The book begins rather clumsily with a series of random characters getting summoned by the Monitor. The cast is just unmanageable at this point, and we have no emotional in point to engage with. Things pick up once we get to know the Harbinger, who’s dressed in a wonderfully 80s outfit. I love works that engage with the zeitgeist of their times. Yes, the Harbinger may look dated, but that’s because her outfit was so specific to the moment, the hair, the clothes. She belongs in Bob Fosse’s Star 80. Supergirl’s headband is also decidedly of the moment, though her hairstyle doesn’t hold up as well as Harbingers.

The story itself works primarily because of how big it is. There’s not particularly engaging character arcs, but the Anti-Monitor is such an all encompassing foe, and is built up so well, that the story has a grandeur and majesty lacking in most of these cosmic crossover events. It does get a bit ridiculous how long it takes for him to be defeated. Even the characters themselves are talking about how a seemingly endless battle rages on and on, but it works. The high point is the fight in the Anti-Matter universe at the dawn of time, where all the magicians lend their power and the Spectre does some kind of ritual that temporarily ruptures the Anti-Monitor.

Things do get a bit repetitive by the end, however the final moments are very effective.

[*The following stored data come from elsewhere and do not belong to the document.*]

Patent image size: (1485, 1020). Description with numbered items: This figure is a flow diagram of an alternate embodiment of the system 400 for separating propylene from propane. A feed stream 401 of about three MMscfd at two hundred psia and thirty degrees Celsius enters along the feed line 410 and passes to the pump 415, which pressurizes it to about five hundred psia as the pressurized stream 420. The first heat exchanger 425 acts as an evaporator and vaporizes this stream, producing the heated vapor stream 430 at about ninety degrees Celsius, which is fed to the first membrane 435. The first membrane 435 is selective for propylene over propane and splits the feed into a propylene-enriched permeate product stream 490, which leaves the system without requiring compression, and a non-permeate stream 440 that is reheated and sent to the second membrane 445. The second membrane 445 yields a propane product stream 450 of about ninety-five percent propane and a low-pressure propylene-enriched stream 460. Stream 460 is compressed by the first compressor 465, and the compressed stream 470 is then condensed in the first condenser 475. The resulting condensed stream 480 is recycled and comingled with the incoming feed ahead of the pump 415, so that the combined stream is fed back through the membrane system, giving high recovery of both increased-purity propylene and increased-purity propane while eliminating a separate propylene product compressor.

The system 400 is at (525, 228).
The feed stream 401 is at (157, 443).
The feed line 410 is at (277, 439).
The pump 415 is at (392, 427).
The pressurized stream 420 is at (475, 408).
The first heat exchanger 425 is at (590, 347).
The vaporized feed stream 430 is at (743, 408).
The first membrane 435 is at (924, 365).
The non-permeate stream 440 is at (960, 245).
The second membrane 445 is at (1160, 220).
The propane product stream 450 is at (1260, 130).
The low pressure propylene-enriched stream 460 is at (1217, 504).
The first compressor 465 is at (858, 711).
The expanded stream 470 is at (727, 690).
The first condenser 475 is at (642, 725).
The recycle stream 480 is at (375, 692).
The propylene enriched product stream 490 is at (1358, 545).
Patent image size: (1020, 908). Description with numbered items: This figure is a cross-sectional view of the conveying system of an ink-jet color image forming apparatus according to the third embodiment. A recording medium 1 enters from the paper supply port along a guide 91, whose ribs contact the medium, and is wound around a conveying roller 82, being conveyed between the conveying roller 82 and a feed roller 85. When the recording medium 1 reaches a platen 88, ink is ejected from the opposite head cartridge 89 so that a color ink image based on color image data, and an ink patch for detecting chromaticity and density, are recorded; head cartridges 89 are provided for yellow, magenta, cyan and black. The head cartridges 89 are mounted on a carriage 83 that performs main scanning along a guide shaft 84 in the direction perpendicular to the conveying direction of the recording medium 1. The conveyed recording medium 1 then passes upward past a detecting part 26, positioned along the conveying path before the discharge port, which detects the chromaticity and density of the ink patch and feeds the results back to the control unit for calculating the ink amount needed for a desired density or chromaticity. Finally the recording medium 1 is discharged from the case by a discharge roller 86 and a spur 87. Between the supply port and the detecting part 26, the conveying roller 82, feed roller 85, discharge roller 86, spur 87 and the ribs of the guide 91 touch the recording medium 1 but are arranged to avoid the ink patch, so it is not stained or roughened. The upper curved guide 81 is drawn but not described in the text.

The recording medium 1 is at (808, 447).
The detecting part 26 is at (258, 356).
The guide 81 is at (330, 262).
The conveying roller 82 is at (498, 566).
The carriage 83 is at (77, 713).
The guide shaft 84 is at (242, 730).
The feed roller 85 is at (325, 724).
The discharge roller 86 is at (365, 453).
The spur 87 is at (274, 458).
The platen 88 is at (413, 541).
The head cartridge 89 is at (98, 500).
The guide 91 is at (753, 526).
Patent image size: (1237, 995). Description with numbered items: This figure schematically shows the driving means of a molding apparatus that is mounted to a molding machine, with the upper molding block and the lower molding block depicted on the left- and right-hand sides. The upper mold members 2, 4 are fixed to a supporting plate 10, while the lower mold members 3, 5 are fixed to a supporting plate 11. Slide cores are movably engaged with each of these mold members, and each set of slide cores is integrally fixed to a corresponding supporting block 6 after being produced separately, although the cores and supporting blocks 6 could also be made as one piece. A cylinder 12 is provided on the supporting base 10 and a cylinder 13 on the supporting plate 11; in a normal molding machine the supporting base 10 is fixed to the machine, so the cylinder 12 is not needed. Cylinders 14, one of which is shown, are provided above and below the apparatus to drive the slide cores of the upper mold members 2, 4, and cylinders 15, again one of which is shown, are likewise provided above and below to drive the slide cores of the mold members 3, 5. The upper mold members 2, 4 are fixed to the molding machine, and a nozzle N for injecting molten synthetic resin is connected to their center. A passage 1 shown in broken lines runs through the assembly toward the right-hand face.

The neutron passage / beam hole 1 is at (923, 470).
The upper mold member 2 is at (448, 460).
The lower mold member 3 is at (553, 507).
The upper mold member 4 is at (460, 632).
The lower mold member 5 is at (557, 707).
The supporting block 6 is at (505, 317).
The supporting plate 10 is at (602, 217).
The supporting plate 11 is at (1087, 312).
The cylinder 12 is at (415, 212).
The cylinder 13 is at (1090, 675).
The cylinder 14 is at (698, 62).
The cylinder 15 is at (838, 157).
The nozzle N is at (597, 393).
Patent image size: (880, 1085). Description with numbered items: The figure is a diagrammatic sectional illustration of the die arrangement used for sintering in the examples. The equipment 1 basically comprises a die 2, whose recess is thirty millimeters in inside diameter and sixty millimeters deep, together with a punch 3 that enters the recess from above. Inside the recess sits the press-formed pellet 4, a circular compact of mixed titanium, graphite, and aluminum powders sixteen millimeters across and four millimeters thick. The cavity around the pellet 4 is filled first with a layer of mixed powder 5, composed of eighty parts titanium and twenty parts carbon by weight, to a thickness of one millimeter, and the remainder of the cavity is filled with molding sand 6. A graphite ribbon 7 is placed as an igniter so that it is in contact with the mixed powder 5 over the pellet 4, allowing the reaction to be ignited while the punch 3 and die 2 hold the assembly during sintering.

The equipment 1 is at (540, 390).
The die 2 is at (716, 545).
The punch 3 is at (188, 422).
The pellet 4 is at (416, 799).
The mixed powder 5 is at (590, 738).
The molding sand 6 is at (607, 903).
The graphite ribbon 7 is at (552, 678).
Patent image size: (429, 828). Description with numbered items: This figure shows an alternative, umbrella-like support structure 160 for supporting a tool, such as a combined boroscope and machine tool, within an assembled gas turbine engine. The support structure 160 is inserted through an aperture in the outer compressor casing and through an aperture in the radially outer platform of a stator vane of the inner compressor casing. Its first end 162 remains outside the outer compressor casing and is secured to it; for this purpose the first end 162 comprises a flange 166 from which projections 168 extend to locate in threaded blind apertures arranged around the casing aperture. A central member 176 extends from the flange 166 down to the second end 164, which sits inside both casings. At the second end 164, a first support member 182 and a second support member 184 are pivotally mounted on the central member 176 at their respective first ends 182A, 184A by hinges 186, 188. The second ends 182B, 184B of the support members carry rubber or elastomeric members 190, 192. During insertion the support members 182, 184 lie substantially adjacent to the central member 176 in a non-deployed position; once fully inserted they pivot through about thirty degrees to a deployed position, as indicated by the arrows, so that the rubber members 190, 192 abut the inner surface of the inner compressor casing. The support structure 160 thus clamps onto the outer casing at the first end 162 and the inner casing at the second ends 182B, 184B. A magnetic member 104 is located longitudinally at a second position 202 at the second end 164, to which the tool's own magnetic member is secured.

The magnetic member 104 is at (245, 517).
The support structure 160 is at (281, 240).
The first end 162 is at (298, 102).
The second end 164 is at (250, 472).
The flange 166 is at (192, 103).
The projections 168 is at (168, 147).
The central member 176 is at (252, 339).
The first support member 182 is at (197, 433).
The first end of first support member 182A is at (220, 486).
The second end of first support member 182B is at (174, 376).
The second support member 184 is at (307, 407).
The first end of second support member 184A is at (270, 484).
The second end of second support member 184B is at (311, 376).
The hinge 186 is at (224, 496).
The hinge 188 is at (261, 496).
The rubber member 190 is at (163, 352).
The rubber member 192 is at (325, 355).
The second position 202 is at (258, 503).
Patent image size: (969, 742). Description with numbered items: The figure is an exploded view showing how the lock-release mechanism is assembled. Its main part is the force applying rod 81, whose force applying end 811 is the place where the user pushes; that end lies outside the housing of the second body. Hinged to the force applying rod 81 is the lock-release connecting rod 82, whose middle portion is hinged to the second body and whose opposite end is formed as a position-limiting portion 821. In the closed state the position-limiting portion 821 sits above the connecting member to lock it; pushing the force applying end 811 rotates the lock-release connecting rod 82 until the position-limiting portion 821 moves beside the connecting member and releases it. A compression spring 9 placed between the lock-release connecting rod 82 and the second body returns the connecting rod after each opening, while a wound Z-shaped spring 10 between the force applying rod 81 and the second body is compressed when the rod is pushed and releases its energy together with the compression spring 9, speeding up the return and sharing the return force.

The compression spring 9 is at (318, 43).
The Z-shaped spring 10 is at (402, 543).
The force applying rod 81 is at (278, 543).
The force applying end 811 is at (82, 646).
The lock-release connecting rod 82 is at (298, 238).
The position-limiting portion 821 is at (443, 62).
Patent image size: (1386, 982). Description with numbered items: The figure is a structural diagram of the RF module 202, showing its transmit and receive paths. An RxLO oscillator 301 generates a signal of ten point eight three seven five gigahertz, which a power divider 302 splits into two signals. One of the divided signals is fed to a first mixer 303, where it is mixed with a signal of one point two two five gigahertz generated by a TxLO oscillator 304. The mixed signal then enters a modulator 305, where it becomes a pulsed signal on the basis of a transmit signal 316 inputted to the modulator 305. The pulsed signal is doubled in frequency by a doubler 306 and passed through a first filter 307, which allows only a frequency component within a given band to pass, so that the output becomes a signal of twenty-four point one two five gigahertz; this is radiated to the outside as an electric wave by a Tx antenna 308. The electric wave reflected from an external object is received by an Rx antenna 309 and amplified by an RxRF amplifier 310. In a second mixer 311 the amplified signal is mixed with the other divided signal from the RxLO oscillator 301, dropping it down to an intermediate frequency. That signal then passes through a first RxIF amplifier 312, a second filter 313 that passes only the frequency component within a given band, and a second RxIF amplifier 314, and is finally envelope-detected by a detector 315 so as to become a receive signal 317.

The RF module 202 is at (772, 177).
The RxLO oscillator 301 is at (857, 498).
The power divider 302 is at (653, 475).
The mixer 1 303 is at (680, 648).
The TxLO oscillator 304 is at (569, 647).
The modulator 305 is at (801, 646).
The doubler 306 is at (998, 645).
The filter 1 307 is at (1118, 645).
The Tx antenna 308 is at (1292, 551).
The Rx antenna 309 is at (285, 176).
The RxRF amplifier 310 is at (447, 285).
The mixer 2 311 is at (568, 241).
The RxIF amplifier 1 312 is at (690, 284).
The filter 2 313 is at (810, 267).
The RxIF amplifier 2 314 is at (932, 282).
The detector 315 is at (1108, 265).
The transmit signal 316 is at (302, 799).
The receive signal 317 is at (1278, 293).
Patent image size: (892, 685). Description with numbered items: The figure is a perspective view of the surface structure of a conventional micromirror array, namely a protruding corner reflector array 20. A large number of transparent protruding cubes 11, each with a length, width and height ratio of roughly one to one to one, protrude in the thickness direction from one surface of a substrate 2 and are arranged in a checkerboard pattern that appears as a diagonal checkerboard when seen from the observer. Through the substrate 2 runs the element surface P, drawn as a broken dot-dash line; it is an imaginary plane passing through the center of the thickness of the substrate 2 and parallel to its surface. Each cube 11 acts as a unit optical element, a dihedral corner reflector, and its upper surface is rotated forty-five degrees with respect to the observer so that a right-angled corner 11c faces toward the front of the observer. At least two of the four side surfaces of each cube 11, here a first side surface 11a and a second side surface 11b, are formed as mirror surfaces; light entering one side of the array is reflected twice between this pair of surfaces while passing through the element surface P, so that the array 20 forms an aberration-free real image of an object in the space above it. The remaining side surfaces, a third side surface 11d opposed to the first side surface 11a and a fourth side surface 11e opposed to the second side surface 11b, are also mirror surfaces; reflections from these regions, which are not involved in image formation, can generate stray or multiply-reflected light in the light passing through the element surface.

It’s hard to watch Earth 2 Superman in a world where he doesn’t belong, where everything he knew has been wiped away. His ascension out of the universe and back to Lois is a really powerful way to signal the end of an era.

One of the things I always love about reading DCU stuff is getting to check in on the characters I’ve enjoyed reading about in the past. Here, I get a visit with Animal Man, who unfortunately has some pretty awful jokes, as well as time with Robotman. Zatanna gets a couple of panels, and Alan Moore’s Swamp Thing and Constantine also pop up. And, Darkseid even plays a critical role in the final moments. It’s nice to know they’re out there doing their own thing, those characters are more than just the people who write them, they have a life of their own.

And ultimately, that’s what this work is about. The writers have created inextricable narrative traps, and the characters work their way through it and create a new workable status quo. It’s a messy story, but the sheer hugeness of the undertaking makes it work. Perez’s art is dense and detailed, and the work feels very substantial. Pages are routinely filled with 10-15 panels, and each issue takes far longer to read than today’s “decompressed” comics. Not every artist could pull it off, but Perez can do a page with 15 panels and still sell you on the characters’ emotion. An issue of the Buffy comic is like eating a cookie, each issue of this is a meal. I’m not saying every book should be this dense, but there’s a reason that more people read single issues back then.

So, what’s the takeaway from Crisis? I found it a consistently entertaining and though provoking work. It’s frequently nonsensical and hard to follow, but there’s enough ideas in there that it works on an intellectual level. The multiple earths are hard to fathom, but I think that’s a good thing. I like comics that force you to think in new ways. I don’t think most people want to think about their entertainment in this way, to ponder the cosmology of an entirely fictional universe, but for me, it’s a joy.

Now it’s on to today and Infinite Crisis. My main reason for reading this book now was to prepare for Grant’s upcoming Final Crisis, and Infinite Crisis is the next step. I’ve read the first two issues, and it’s pretty good so far. Phil Jiminez is a worthy successor to Perez. No one draws more beautiful people than he does, everyone looks like a gorgeous model. I don’t think art that’s cheesecake usually works, but there’s nothing wrong with good looking people, and Phil delivers that like no one else. He would have been the perfect artist for Grant’s JLA run, making humans that could be gods. Behind JH Williams and Frank Quitely, he's the best artist in comics today.